AD: Be Here Now by Ram Das. Such a deep book/instruction manual for living a spiritually fulfilling life.
MS: What is your favorite song?
AD: Loneliness by Chronnix. Lyrically I don't really resonate with the song but the whole feel, rhythm, tone of the song is incredible.
MS: What is your favorite location?
AD: Here and now.
MS: If you could solve one problem in the world, what would it be?
AD: Our awareness/consciousness problem. Us humans seem to be the only organisms on the planet that forgot we are not separate from nature. The faster we remember this the faster we can start getting along and working to be symbiotic organisms with each other and the planet. 
MS: Unusual food preference?
AD: I really love Nattō which is a super unique food. To quote wikipedia "Nattō is a traditional Japanese food made from soybeans that have been fermented with Bacillus subtilis var. natto. It is often served as a breakfast food. It is served with karashi mustard, soy or tare sauce, and sometimes Japanese bunching onion." 
MS: How do you align your business decisions with your values each day?
AD: It's a constant practice of ebbing, flowing and balancing. It's really a meditative practice of constantly checking in throughout the day and questioning if this is aligned with my integrity, morals, values, and mission. Having other people to bounce off of definitely better holds up the mirror as well. 
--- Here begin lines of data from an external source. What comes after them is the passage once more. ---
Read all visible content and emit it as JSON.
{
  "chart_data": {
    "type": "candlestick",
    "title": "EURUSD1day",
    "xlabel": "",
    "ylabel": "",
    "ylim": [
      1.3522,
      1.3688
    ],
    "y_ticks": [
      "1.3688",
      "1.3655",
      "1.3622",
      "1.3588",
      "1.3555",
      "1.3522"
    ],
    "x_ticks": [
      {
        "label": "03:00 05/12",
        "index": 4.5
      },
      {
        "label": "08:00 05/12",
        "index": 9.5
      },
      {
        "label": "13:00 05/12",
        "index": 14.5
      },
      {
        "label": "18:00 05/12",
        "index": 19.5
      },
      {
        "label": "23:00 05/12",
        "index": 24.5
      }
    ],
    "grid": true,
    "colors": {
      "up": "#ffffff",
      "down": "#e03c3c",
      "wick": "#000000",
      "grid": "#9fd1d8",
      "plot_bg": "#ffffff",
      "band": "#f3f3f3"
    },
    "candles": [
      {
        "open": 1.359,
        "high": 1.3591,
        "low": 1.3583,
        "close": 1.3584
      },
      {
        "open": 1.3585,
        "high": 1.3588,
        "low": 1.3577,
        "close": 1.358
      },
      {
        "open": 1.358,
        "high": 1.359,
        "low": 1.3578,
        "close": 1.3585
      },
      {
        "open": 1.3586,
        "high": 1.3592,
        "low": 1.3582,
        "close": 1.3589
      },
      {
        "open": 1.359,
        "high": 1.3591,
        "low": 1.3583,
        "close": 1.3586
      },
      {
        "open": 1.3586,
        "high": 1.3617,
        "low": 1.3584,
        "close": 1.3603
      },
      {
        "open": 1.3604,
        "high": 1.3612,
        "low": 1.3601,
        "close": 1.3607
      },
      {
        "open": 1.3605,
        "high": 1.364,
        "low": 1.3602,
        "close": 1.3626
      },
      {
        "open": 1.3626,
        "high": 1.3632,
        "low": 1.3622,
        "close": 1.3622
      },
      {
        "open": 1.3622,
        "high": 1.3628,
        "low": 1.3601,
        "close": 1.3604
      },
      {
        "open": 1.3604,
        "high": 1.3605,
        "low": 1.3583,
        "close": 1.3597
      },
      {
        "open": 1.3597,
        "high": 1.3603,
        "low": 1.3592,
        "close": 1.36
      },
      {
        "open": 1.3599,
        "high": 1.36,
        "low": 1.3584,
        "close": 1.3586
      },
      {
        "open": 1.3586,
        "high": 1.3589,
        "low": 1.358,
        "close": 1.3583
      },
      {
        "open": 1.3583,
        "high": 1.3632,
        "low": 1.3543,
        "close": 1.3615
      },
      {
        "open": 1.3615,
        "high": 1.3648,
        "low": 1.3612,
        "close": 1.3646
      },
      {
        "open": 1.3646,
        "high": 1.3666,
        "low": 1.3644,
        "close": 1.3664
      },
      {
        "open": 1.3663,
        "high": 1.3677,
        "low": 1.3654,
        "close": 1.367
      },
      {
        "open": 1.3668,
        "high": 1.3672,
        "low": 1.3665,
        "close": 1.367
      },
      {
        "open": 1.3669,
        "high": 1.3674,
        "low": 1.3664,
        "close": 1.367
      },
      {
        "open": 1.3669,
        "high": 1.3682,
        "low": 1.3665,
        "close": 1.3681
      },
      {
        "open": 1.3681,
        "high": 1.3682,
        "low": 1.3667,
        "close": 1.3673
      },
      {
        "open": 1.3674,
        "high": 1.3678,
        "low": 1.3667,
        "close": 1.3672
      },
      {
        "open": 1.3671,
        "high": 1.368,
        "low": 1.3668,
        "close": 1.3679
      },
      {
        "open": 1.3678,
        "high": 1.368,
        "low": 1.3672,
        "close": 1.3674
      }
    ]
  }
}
MS: What is the most valuable advice you’ve received?
AD: The most valuable advice that has been resonating recently actually came from my mother which she used to tell me as a kid. She said something along the lines of... think of life and business as operating an ice cream shop. We're all tempted to create all these fanciful flavors and toppings but if we don't get our chocolate and vanilla staples down, the rest is for nothing. One can have an incredibly successful ice cream shop just offering incredibly delicious and mastered vanilla and chocolate ice cream. Basically have a strong foundation and master the foundations before trying to spin too many plates and overcomplicate things. 
MS: What was a challenge you did not expect to overcome that you did?
AD: I used to be incredibly depressed as a kid, and I didn't think that would ever change. Luckily to my surprise I rebounded dramatically and would say I'm a pretty genuinely happy person today. 
MS: Looking back on life, how have you or values shifted or refined?
AD: I didn't grow up caring much about health or the environment really. I grew up eating cereal, pizza, pasta/mac and cheese almost every meal with soda for much of my childhood. To think I would be investing in health now would be a shock to my early self. In my teenage and college years I hung out with a lot of people who were very against capitalism and shaped my worldview accordingly. I had this view that making money was evil and it wasn't until I actually had my own business that I was able to empathize and see the world in my complex colors. Everything is not black and white but a complex symphony of yin and yang. 
MS: What are you most proud of and why?
AD: I would say I'm most proud of the podcast. It feels special to be able to connect with hundreds of innovative trailblazing mycologists all around the world and share their stories with everyone else. A lot of these humble scientists like to stay in the shadows and don't know how to market their amazing research so it feels humbling and like a huge honor to be able to put the spotlight on their work. 
MS: What does being a part of a community mean to you? / What does community mean to you?
AD: My definition is definitely changing throughout time, and to be honest I haven't fully figured it out. But I think above all being part of a group of organisms who all have the same 10,000 feet goal. I think all organisms on the planet are all one big community trying to survive, then all humans, then people in the US, your state, town, neighborhood, interest group, etc. You might not see eye to eye on all things but probably have the same 10,000 feet goals. 

“The specifics of my definition of success is constantly changing, but the broader answer is: happiness.”


“Life is beautiful and intricate. The beauty in the world inspires me to create more, and the suffering inspires me to end it.”